Another five completely nerdish jargon words you might hear online

  1. frobnicate: To manipulate or adjust, to tweak. "Please frob the light switch" means to flip it. Frob usually connotes aimless manipulation, such as turning a radio dial not because it needs to be tuned, but because knobs are fun.
  2. virtual Friday: The last day before an extended weekend, if that day is not a "real" Friday. For example, the U.S. holiday Thanksgiving is always on a Thursday. The next day is often also a holiday or taken as an extra day off, in which case Wednesday of that week is a virtual Friday (and Thursday is a virtual Saturday, as is Friday). There are also "virtual Mondays" that are actually Tuesdays, after the three-day weekends associated with many national holidays in the U.S.
  3. glitch: From the Yiddish "glitshen", to slide or skid: a sudden interruption in electric service, sanity, continuity, or program function. An interruption in electric service is specifically called a "power glitch". In jargon, though, a hacker who got to the middle of a sentence and then forgot how he or she intended to complete it might say, "Sorry, I just glitched".
  4. snarf: a. To grab, especially to grab a large document or file for the purpose of using it with or without the author's permission. b. To fetch a file or set of files across a network. c. To acquire, with little concern for legal forms or politesse (but not quite by stealing). "They were giving away samples, so I snarfed a bunch of them."

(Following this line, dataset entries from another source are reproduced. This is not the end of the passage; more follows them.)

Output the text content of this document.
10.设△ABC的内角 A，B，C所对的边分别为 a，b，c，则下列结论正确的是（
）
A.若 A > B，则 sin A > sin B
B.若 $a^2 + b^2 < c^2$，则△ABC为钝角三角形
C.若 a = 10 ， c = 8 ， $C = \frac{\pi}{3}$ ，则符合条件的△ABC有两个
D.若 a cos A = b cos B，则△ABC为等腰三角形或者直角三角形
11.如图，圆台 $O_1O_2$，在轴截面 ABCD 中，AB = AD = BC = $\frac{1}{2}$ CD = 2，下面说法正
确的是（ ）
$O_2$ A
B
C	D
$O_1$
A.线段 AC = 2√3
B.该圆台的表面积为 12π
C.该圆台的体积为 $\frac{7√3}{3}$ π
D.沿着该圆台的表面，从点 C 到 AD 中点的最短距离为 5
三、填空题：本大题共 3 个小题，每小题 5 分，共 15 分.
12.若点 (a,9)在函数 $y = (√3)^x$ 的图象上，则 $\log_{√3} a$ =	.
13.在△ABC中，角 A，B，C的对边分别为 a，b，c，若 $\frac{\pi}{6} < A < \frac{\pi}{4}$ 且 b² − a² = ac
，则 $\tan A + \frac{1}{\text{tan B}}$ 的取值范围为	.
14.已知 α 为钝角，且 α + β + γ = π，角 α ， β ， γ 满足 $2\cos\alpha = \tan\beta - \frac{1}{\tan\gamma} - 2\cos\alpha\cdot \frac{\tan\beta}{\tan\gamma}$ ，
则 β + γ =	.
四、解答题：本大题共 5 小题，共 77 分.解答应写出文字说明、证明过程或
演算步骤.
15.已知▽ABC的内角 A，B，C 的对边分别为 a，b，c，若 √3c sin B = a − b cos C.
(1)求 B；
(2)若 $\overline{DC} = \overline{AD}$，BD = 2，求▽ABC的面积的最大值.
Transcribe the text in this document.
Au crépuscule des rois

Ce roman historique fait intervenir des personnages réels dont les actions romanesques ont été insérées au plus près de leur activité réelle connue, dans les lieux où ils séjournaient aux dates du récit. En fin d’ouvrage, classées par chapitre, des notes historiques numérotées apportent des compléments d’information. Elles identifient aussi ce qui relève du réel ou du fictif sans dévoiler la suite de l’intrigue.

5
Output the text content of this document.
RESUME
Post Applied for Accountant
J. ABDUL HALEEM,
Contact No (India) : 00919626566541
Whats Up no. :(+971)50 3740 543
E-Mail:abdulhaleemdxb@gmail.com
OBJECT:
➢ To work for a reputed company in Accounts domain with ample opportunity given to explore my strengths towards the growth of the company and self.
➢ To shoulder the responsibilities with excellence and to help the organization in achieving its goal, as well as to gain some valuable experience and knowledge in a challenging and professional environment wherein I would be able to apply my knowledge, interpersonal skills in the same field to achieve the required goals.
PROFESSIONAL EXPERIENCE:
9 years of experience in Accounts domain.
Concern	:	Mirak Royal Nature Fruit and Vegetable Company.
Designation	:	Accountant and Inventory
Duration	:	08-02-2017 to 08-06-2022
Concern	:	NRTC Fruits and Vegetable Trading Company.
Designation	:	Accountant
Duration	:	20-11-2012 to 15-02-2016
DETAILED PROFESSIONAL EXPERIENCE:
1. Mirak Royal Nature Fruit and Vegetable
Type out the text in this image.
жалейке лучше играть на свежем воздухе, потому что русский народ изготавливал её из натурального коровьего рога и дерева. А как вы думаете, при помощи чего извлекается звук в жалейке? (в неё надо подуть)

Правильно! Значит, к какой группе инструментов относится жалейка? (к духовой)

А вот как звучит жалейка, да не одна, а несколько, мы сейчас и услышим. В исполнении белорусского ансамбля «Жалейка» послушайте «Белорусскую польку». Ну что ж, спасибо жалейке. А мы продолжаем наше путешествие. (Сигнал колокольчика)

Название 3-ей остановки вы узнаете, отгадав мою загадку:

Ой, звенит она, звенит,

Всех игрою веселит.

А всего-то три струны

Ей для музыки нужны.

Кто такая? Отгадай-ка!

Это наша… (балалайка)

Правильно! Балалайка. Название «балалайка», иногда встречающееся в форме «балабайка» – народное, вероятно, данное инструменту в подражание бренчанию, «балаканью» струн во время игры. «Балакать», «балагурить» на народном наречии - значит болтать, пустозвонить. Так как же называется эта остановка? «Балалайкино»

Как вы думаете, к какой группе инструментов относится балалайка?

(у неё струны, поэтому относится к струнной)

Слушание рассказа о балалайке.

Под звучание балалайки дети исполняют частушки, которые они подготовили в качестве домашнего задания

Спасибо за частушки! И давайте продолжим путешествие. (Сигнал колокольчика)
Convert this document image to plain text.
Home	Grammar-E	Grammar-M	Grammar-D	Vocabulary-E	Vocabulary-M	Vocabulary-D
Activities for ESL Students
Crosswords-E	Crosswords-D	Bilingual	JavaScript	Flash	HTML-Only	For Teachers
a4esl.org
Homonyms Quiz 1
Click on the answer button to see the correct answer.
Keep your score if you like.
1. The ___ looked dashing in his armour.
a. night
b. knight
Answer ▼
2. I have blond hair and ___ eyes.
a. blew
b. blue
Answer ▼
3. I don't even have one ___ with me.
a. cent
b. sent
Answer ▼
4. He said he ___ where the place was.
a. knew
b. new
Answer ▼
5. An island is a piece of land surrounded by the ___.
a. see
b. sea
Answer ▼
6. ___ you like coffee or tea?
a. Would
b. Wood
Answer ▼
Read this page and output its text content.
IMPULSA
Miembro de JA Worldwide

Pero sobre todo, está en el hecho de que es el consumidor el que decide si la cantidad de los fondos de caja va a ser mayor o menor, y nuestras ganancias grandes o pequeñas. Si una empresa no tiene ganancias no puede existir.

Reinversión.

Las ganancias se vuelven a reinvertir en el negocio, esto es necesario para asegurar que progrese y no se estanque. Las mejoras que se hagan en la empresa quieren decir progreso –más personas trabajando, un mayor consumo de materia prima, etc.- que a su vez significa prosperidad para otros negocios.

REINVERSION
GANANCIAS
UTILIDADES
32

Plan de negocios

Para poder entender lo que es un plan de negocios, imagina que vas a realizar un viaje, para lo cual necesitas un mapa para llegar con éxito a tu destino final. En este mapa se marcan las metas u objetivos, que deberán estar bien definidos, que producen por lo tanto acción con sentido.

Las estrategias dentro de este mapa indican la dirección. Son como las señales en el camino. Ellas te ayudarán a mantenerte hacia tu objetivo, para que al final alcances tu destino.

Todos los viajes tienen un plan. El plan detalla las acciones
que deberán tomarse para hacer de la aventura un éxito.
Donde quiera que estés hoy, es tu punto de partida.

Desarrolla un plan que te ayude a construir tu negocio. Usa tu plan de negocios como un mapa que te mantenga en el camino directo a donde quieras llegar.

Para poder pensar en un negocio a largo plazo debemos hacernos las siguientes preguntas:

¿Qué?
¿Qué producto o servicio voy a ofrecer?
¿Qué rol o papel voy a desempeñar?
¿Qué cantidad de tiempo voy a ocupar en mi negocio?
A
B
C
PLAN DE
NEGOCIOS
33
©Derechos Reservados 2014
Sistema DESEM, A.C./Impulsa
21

  5. xyzzy: The canonical "magic word". This comes from the first computer adventure game (best known as "Adventure") in which the idea is to explore an underground cave with many rooms and to collect the treasures you find there. If you type "xyzzy" at the appropriate time, you can move instantly between two otherwise distant points. If, therefore, you encounter some bit of magic, you might remark on this quite succinctly by saying simply "Xyzzy!" Xyzzy has actually been implemented as an undocumented non-operational command on several operating systems; in Data General's AOS/VS, for example, it would typically respond "Nothing happens", just as Adventure did if the magic was invoked at the wrong time. In more recent 32-bit versions, by the way, AOS/VS responds "Twice as much happens".